La première idée qui vient à l’esprit c’est qu’il est difficile à aborder au moins une de ces étapes, mais quelle horreur, il y en a quatre! Mais calmons-nous et allons à notre coin-cuisine pour trouver des inspirations et des idées pour le mémoire dans notre livre de cuisine L’atelier d’écriture écrit par Bruno Tessarech [1].

Comme tout bon pâtissier, commençons à préparer notre dessert       « Mémoire à la crème de qualité » pas à pas pour le servir de la meilleure façon le jour de soutenance.

Notre première étape, c’est celle de problématisation. Les ingrédients de cette étape sont divers : acteurs, situations ou contextes, expériences, sujets, problématiques, hypothèses, plans, émotions, idées, lecteurs. Notre tâche c’est d’essayer de tout relier, c’est-à-dire de mettre en lien des expériences et des problèmes du terrain avec des champs de recherche (notionnels, disciplinaires, scientifiques). C’est à nous de « borner ce nouveau territoire, organiser [notre] existence, structurer [notre] temps d’une autre façon » ([1], p. 36) et comme dit Bruno Tessarech « nourrir le ver solidaire » ([1], Ibidem.)

 Pour comprendre bien cette étape, il s’agit de lire attentivement les idées suivantes, écrites dans notre livre de cuisine : « Tout ce que vous pourrez créer grâce aux mots, votre capacité d’invention et l’énergie que vous déploierez, tout cela dépend d’une décision initiale » ([1], p. 32), dans notre cas, d’une décision concernant tous les ingrédients à l’étape de problématisation, mais « non pas celle d’écrire plus tard, un jour, quand vous aurez le temps, l’inspiration, le courage, mais dès aujourd’hui. Et d’organiser votre existence en fonction de cet impératif catégorique » ([1], p. 33).
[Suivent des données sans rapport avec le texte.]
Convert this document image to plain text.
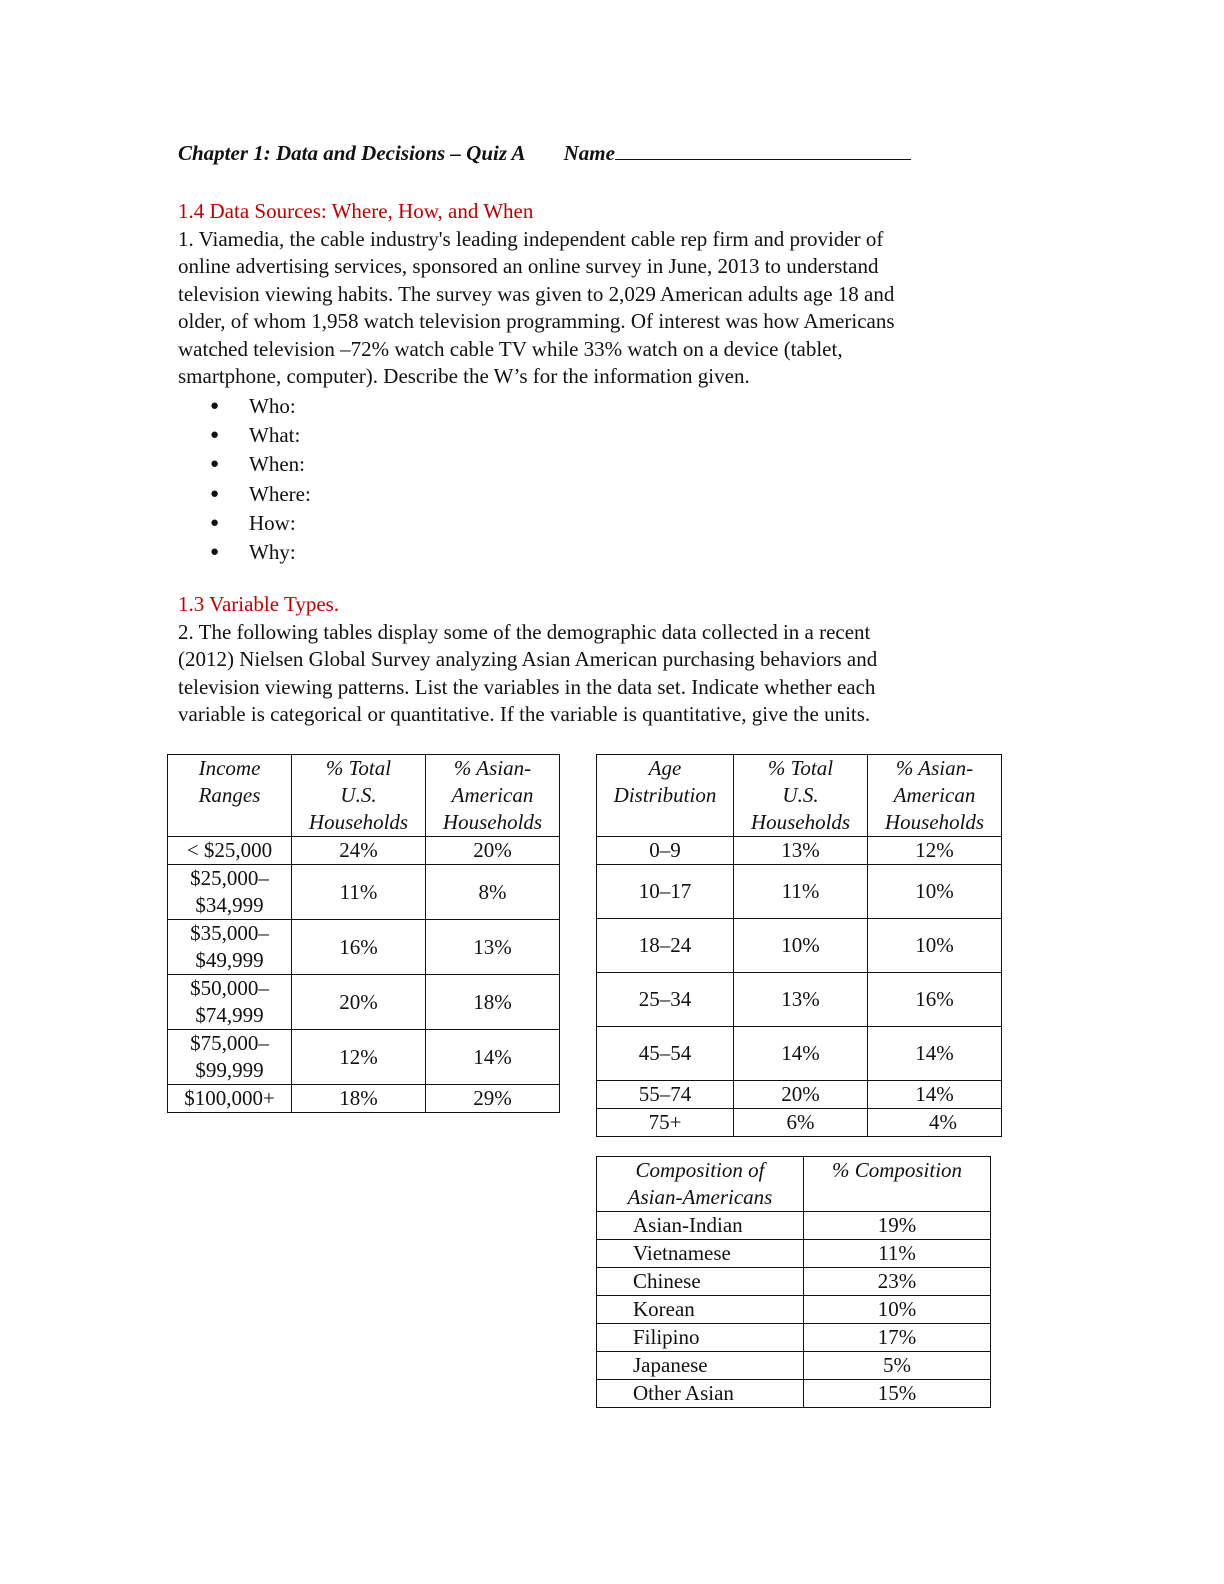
Chapter 1: Data and Decisions – Quiz A Name
1.4 Data Sources: Where, How, and When

1. Viamedia, the cable industry's leading independent cable rep firm and provider of

online advertising services, sponsored an online survey in June, 2013 to understand

television viewing habits. The survey was given to 2,029 American adults age 18 and

older, of whom 1,958 watch television programming. Of interest was how Americans

watched television –72% watch cable TV while 33% watch on a device (tablet,

smartphone, computer). Describe the W’s for the information given.

● Who:
● What:
● When:
● Where:
● How:
● Why:
1.3 Variable Types.

2. The following tables display some of the demographic data collected in a recent

(2012) Nielsen Global Survey analyzing Asian American purchasing behaviors and

television viewing patterns. List the variables in the data set. Indicate whether each

variable is categorical or quantitative. If the variable is quantitative, give the units.

Income
Ranges	% Total
U.S.
Households	% Asian-
American
Households
< $25,000	24%	20%
$25,000–
$34,999	11%	8%
$35,000–
$49,999	16%	13%
$50,000–
$74,999	20%	18%
$75,000–
$99,999	12%	14%
$100,000+	18%	29%
Age
Distribution	% Total
U.S.
Households	% Asian-
American
Households
0–9	13%	12%
10–17	11%	10%
18–24	10%	10%
25–34	13%	16%
45–54	14%	14%
55–74	20%	14%
75+	6%	4%
Composition of
Asian-Americans	% Composition
Asian-Indian	19%
Vietnamese	11%
Chinese	23%
Korean	10%
Filipino	17%
Japanese	5%
Other Asian	15%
Un des ingrédients auquel j’aimerais faire attention particulière, c’est le lecteur de notre mémoire. N’écrivons pas seulement pour lui, mais avec lui, appuyons-nous sur « les pensées de ce personnage invisible » ([1], p. 24). L’idée c’est de prendre ce lecteur invisible « par la main et de ne pas [le] perdre en cours de route ». Notre livre de cuisine souligne également l’idée suivante : « tant que vous prendrez la plume sans avoir ce lecteur connu ou inconnu en tête, cela voudra dire que vous n’êtes pas prêt » ([1], p. 41).

À cette étape, rappelons-nous que nous ne pouvons rien « écrire de convaincant à moins d’en être convaincus [nous]-même » ([1], p. 17).        « Travaillons donc à être convaincus nous-mêmes de ce que nous écrivons. Ce sera là notre méthode ; partir à la recherche des meilleurs moyens pour écrire ce qui nous hante et ne demande qu’à venir au monde » ([1], p. 18).

Passons maintenant à l’étape suivante, c’est celle de rédaction. Les ingrédients qu’il est nécessaire à ajouter à notre mémoire sont narration, argumentation, lectures, écritures, enquêtes, observations. Il est important de rédiger tout le temps, de réussir à problématiser en racontant, c’est-à-dire narrer nos arguments, trouver une pensée dialogique entre « tu » et « je ». Du côté de « tu », représentant les voix des autres, il y a des auteurs, des chercheurs, des lectures, des enquêtes et des observations. Du côté de « je », symbolisant nos voix au sens de nos propres réflexions, nos idées, il y a de la narration (nous narrons nos arguments) et de l’argumentation (nous tirons les arguments de nos lectures). Cette étape est donc consacrée à la recherche de ce « va-et-vient entre écriture et monde » ([1], p. 56).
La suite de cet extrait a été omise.